« Electre / Oreste » est à l’affiche du Français pendant encore plusieurs mois. L’histoire, on la connaît, elle est à rallonges, c’est celle des Atrides.
Au départ, il y a Atrée et Thyeste, deux frères, le premier fit massacrer les enfants du second pour l’appât du pouvoir. Une couronne, ça se mérite ! C’est l’histoire écrite par Sénèque que Thomas Jolly nous présenta en la Cour d’Honneur l’année passée. Atrée eut deux fils, Agamemnon et Ménélas, qui partirent tous deux faire la guerre à Troie pendant 10 ans afin de récupérer la belle Hélène, femme de Ménélas. Au départ, faute de vent, Agamemnon sacrifie sa fille Iphigénie pour plaire à Eole. Les versions divergent, la plus connue est bien sûr celle de Racine. A leur retour, Agamemnon fut assassiné par son épouse Clytemnestre et l’amant, les deux enfants Electre la fille et Oreste le garçon échappant au massacre. Ces deux-là bien plus tard reviennent sur les lieux du crime et vengent leur père.
Euripide en a conçu deux pièces, réunies en une seule par le metteur en scène Ivo Van Hove, bien connu depuis ses mémorables « Damnés ». Au milieu du plateau, une sorte de cabane, refuge d’Electre. Bientôt, Oreste survient, reconnu par un vieillard. Le frère et la sœur ourdissent le double crime, mais c’est la sœur qui arme le bras du frère. Oreste sombre alors dans la démence après avoir assassiné sa propre mère, un matricide cela s’appelle. Hélène passant par là aurait pu subir un sort identique, c’est la sœur de Clytemnestre, elles se ressemblent comme deux gouttes d’eau, si un dieu ne l’avait pas sauvée in extremis. La cousine Hermione aussi, mais Apollon veillait au grain.
La suite est à voir dans l’Orestie, version Eschyle, où Oreste fuit à travers la Grèce poursuivi par les Erinyes, passe par Delphes, se retrouve à Athènes et finit par être jugé par un tribunal du peuple, lequel l’acquitte par égalité de voix, la déesse Athéna ayant le dernier mot. Toute cette histoire de meurtres a donné lieu à de nombreuses pièces de théâtre, et une quantité innombrables de mises en scène.
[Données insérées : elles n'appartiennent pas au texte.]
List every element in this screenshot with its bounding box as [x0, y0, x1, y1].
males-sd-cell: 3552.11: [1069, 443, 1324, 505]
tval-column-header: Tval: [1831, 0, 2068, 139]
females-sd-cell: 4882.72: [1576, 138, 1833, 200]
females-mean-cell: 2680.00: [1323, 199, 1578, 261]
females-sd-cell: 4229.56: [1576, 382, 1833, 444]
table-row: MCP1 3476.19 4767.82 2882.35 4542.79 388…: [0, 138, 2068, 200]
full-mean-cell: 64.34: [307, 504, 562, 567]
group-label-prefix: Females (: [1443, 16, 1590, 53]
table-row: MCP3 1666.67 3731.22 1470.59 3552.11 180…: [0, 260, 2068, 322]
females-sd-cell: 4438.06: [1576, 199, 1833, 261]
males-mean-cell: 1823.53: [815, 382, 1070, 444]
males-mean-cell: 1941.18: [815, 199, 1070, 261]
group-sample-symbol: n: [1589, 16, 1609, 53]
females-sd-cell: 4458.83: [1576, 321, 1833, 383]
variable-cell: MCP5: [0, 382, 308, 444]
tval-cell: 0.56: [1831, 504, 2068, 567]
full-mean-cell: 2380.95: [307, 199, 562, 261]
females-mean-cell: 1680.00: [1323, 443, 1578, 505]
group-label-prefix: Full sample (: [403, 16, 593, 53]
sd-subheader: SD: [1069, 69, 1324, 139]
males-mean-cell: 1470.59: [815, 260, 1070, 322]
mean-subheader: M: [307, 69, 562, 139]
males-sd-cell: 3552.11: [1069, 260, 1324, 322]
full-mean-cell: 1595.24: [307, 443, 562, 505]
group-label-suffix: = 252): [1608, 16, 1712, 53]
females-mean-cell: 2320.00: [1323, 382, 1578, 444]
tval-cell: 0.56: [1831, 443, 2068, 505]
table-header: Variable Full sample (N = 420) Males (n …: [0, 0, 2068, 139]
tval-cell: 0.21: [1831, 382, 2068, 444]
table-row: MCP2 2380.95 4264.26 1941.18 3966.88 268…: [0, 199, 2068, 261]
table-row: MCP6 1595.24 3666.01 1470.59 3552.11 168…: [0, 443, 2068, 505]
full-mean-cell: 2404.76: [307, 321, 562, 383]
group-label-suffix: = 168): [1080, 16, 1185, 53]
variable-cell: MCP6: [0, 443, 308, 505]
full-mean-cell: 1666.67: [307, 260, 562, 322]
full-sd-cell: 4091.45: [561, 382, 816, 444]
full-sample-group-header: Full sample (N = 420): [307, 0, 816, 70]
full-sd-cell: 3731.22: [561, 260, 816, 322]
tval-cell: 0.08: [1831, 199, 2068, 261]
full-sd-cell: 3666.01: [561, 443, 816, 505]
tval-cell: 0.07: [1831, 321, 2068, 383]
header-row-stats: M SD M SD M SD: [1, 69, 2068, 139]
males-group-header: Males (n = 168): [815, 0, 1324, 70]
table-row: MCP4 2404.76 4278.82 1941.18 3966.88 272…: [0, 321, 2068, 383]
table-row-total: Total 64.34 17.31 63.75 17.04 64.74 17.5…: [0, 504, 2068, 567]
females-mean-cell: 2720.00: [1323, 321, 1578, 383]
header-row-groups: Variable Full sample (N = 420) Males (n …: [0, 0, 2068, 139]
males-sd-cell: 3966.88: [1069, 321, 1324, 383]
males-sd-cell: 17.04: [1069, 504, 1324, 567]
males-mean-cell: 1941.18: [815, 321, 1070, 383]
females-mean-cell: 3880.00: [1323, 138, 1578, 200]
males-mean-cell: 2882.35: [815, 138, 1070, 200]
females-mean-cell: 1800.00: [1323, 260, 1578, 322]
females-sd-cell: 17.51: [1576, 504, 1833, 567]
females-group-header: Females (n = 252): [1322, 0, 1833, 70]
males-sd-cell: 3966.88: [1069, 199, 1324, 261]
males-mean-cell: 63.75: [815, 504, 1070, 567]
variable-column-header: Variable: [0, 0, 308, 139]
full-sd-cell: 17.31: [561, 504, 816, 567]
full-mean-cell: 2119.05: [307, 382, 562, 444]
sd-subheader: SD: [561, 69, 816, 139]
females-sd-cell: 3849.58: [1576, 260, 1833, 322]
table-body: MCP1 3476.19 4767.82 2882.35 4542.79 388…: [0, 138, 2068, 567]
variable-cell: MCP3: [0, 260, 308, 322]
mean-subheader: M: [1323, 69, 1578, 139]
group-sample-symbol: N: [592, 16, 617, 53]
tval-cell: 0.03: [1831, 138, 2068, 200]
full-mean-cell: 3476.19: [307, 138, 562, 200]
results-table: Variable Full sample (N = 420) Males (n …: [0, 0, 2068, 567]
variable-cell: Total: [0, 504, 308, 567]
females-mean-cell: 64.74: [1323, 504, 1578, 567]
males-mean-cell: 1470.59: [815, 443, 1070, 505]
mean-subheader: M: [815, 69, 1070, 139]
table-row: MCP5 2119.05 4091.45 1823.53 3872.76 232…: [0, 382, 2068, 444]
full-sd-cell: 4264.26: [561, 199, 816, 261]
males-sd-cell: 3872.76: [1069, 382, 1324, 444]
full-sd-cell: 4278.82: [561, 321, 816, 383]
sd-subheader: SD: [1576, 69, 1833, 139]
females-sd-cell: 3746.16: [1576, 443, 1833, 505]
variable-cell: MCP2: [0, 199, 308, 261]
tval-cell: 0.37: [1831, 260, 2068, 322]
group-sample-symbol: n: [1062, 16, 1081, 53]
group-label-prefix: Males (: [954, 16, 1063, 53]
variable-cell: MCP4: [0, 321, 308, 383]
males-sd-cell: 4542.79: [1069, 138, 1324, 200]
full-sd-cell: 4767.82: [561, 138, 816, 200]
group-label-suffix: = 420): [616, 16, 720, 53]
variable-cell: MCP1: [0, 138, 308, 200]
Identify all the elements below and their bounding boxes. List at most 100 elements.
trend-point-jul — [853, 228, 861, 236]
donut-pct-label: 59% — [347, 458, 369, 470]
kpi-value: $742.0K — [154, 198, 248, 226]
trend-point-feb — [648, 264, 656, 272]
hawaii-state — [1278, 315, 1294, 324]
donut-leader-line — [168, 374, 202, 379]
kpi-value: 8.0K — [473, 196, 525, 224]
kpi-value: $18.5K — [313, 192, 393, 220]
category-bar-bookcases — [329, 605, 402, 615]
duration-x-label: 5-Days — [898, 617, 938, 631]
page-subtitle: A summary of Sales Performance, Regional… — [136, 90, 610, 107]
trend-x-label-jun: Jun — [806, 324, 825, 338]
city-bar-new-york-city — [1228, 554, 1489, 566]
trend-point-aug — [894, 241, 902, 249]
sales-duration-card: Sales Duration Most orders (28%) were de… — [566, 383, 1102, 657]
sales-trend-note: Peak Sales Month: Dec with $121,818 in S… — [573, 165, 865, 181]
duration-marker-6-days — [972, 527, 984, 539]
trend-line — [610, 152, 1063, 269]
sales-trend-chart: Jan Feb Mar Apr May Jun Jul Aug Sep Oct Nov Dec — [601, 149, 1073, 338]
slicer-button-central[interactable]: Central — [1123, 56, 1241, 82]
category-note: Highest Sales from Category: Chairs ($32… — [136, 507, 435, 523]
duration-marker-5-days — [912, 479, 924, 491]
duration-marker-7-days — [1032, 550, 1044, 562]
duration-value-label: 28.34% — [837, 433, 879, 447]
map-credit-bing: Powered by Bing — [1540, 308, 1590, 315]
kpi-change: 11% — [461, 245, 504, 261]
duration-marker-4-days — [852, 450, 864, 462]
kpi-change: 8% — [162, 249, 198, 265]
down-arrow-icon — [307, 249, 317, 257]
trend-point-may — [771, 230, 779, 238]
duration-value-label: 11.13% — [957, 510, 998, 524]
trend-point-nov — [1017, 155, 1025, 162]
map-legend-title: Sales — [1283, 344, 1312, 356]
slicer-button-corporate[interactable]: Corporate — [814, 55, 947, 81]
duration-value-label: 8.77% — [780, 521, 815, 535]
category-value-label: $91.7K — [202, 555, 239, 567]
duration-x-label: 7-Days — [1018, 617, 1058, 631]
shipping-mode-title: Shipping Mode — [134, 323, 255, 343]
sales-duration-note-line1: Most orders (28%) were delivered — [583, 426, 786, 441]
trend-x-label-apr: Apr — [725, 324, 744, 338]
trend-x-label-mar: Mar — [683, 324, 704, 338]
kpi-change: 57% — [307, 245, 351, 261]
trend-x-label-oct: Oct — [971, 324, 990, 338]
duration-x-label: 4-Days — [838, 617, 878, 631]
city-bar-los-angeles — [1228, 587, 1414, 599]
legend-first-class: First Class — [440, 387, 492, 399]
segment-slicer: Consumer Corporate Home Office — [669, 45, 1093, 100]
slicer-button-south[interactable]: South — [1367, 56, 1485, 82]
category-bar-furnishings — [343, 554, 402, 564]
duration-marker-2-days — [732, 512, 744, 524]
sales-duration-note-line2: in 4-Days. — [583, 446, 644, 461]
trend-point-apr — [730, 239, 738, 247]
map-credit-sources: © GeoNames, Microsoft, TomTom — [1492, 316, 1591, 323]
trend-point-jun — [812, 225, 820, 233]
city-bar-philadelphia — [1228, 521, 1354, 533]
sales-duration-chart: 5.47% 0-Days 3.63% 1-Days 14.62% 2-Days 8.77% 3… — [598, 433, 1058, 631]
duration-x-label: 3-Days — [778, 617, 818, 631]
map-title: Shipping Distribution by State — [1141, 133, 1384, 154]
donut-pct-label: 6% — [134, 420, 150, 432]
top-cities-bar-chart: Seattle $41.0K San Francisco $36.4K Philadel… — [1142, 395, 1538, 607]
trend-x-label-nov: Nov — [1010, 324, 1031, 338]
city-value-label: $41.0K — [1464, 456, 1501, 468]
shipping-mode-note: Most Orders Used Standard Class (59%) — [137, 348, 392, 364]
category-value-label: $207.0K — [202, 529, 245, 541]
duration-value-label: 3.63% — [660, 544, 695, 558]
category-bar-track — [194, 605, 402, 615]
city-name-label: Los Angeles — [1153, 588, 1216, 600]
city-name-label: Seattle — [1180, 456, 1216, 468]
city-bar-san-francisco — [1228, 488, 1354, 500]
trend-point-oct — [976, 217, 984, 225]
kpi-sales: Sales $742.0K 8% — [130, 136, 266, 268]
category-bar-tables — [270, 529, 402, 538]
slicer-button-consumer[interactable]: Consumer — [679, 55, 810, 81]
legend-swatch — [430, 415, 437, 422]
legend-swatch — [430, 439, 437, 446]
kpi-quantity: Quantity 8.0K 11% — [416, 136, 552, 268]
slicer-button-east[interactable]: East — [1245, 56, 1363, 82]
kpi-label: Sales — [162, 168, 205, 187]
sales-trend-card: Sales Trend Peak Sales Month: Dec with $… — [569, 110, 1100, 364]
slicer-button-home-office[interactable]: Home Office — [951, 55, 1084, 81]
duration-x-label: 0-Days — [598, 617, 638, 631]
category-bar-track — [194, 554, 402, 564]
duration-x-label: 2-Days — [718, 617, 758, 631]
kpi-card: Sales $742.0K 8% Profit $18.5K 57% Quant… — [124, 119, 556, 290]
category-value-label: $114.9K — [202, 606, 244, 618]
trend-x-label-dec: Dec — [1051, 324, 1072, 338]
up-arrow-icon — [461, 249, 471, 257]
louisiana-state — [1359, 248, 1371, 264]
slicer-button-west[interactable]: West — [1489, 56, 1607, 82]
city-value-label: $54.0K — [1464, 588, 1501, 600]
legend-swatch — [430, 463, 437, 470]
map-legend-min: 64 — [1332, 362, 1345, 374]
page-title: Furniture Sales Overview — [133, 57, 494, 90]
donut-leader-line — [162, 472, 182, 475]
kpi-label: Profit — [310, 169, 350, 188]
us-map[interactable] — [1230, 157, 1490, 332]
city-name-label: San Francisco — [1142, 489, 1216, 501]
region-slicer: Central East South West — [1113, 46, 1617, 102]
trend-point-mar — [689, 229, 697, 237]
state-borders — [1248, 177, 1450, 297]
Ivo Van Hove a fait recouvrir le plateau d’une boue noirâtre où chacun glisse, ou carrément se vautre. Les meurtres font jaillir le sang, c’est donc dans un mélange de boue et de sang que les comptes se règlent. Le metteur en scène évoque la radicalité des deux jeunes, qui rêvent d’un monde propre et qui découvrent un monde politique de puanteur absolue. Le texte est d’une actualité brûlante, on pourrait multiplier les citations décrivant le monde d’aujourd’hui. Electre et Oreste, ce sont les jeunes du XXIème siècle qui manifestent pour des actions en faveur du climat, contre les politiques qui rejettent les migrants, contre les multinationales qui affament les peuples. Tel est le message d’Ivo Van Hove.
Electre est une jeune femme totalement révoltée face à la noirceur du monde qui l’entoure. C’est elle qui décide son frère à passer à l’acte, elle est à mon sens, une vraie féministe au même titre qu’Antigone. C’est Suliane Brahim qui tient le rôle, actrice époustouflante qui balaie les hommes de toute son énergie ! Ivo Van Hove a réussi là une mise en scène à l’égale des Damnés.